Effective March 23, Hong Kong authorities, under the guise of national security, gained expanded powers to compel airline crew, transiting personnel, and other travelers to unlock and surrender access to their personal electronic devices. Refusal can result in detention, fines, imprisonment, and seizure of equipment. For U.S. flight crews, this is not a theoretical concern; it is an operational and security threat that opens a direct pathway to sensitive corporate systems, proprietary airline data, and information tied to U.S. regulatory and security agencies such as the FAA, DOT, DHS, and TSA.
“American crews are being placed in harm’s way in legal environments that do not respect U.S. standards for privacy, due process, or data protection,” EPAS stated. “This is a real-world strategic vulnerability that goes straight to national security and the integrity of our aviation system.”
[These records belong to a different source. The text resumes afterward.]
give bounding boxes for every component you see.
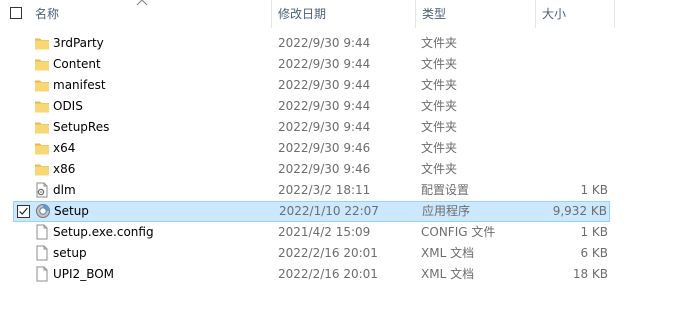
folder-icon [34, 119, 50, 135]
file-modified-date: 2022/9/30 9:44 [278, 120, 371, 134]
file-row[interactable]: SetupRes 2022/9/30 9:44 文件夹 [13, 117, 610, 138]
file-name: UPI2_BOM [53, 267, 115, 281]
file-type: XML 文档 [421, 246, 475, 260]
file-modified-date: 2022/2/16 20:01 [278, 267, 378, 281]
file-modified-date: 2022/9/30 9:44 [278, 36, 371, 50]
file-size: 9,932 KB [552, 204, 607, 218]
file-size: 18 KB [572, 267, 608, 281]
file-modified-date: 2022/3/2 18:11 [278, 183, 371, 197]
file-type: 文件夹 [421, 141, 458, 155]
file-row[interactable]: manifest 2022/9/30 9:44 文件夹 [13, 75, 610, 96]
folder-icon [34, 77, 50, 93]
file-name: Content [53, 57, 101, 71]
file-type: 文件夹 [421, 36, 458, 50]
folder-icon [34, 35, 50, 51]
file-icon [34, 224, 50, 240]
file-type: 文件夹 [421, 99, 458, 113]
file-row[interactable]: Content 2022/9/30 9:44 文件夹 [13, 54, 610, 75]
file-row[interactable]: setup 2022/2/16 20:01 XML 文档 6 KB [13, 243, 610, 264]
column-header-size[interactable]: 大小 [542, 0, 566, 28]
column-divider[interactable] [614, 0, 615, 28]
folder-icon [34, 98, 50, 114]
file-modified-date: 2022/9/30 9:44 [278, 99, 371, 113]
file-type: 应用程序 [422, 204, 471, 218]
column-header-name[interactable]: 名称 [35, 0, 59, 28]
file-modified-date: 2022/9/30 9:46 [278, 162, 371, 176]
file-name: Setup [54, 204, 89, 218]
file-size: 1 KB [580, 225, 608, 239]
file-icon [34, 266, 50, 282]
file-icon [34, 245, 50, 261]
file-row[interactable]: dlm 2022/3/2 18:11 配置设置 1 KB [13, 180, 610, 201]
column-header-modified[interactable]: 修改日期 [278, 0, 326, 28]
file-name: x86 [53, 162, 76, 176]
file-size: 1 KB [580, 183, 608, 197]
file-row[interactable]: ODIS 2022/9/30 9:44 文件夹 [13, 96, 610, 117]
file-row[interactable]: x64 2022/9/30 9:46 文件夹 [13, 138, 610, 159]
file-row[interactable]: Setup.exe.config 2021/4/2 15:09 CONFIG 文件 1… [13, 222, 610, 243]
file-name: x64 [53, 141, 76, 155]
file-name: SetupRes [53, 120, 110, 134]
file-modified-date: 2022/9/30 9:46 [278, 141, 371, 155]
folder-icon [34, 56, 50, 72]
select-all-checkbox[interactable] [10, 7, 22, 19]
file-type: 文件夹 [421, 162, 458, 176]
file-name: dlm [53, 183, 76, 197]
column-divider[interactable] [271, 0, 272, 28]
setup-app-icon [35, 203, 51, 219]
file-name: Setup.exe.config [53, 225, 154, 239]
file-modified-date: 2022/2/16 20:01 [278, 246, 378, 260]
folder-icon [34, 140, 50, 156]
column-header-type[interactable]: 类型 [422, 0, 446, 28]
file-name: ODIS [53, 99, 83, 113]
file-modified-date: 2021/4/2 15:09 [278, 225, 371, 239]
file-size: 6 KB [580, 246, 608, 260]
column-divider[interactable] [415, 0, 416, 28]
file-modified-date: 2022/9/30 9:44 [278, 57, 371, 71]
file-type: 文件夹 [421, 120, 458, 134]
file-type: XML 文档 [421, 267, 475, 281]
file-modified-date: 2022/1/10 22:07 [279, 204, 379, 218]
file-type: CONFIG 文件 [421, 225, 496, 239]
folder-icon [34, 161, 50, 177]
file-modified-date: 2022/9/30 9:44 [278, 78, 371, 92]
file-row[interactable]: UPI2_BOM 2022/2/16 20:01 XML 文档 18 KB [13, 264, 610, 285]
file-name: manifest [53, 78, 106, 92]
row-checkbox[interactable] [17, 205, 30, 218]
file-name: setup [53, 246, 87, 260]
file-row[interactable]: Setup 2022/1/10 22:07 应用程序 9,932 KB [13, 201, 610, 222]
file-type: 配置设置 [421, 183, 470, 197]
file-row[interactable]: 3rdParty 2022/9/30 9:44 文件夹 [13, 33, 610, 54]
column-header-bar: 名称 修改日期 类型 大小 [0, 0, 687, 28]
file-row[interactable]: x86 2022/9/30 9:46 文件夹 [13, 159, 610, 180]
sort-ascending-icon [136, 0, 148, 6]
file-type: 文件夹 [421, 57, 458, 71]
column-divider[interactable] [535, 0, 536, 28]
file-type: 文件夹 [421, 78, 458, 92]
file-name: 3rdParty [53, 36, 104, 50]
config-file-icon [34, 182, 50, 198]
EPAS argues that this threat is being magnified by a self‑inflicted failure: the lack of strong, confirmed U.S. leadership at ICAO, the U.N. body that sets global aviation rules and norms. With no Senate‑confirmed Ambassador and an underpowered U.S. presence, the United States is not writing the rules – it is forced to react to them after they are set by others.
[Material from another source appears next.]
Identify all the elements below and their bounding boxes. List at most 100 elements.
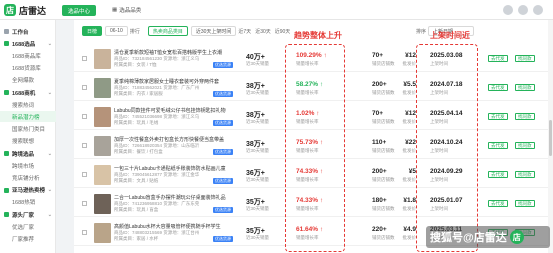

“When the United States is absent at ICAO, competitor nations fill the vacuum,” EPAS continued. “They advance their own strategic, economic, and regulatory agendas, often at the expense of American operators, American workers, and American security.”
EPAS is calling for immediate action.
“We need strong patriotic leadership at ICAO, and that leader is Captain Jeffrey Anderson,” the organization said. “President Trump has twice nominated Captain Anderson, but powerful forces seek to undermine President Trump’s agenda, including unions such as the Air Line Pilots Union through its political proxies. Senator Risch, please do what is in AMERICA’S best interest and confirm Captain Anderson NOW.”
According to EPAS, confirming Captain Anderson and fully resourcing the U.S. mission to ICAO is not symbolic diplomacy – it is operational necessity. It is how the United States protects its crews, safeguards sensitive information, and prevents international aviation policy from being written in ways that disadvantage American airlines and flight crews.
“The risk is real,” EPAS concluded. “Continued inaction is a choice – and it is a choice America cannot afford to make.”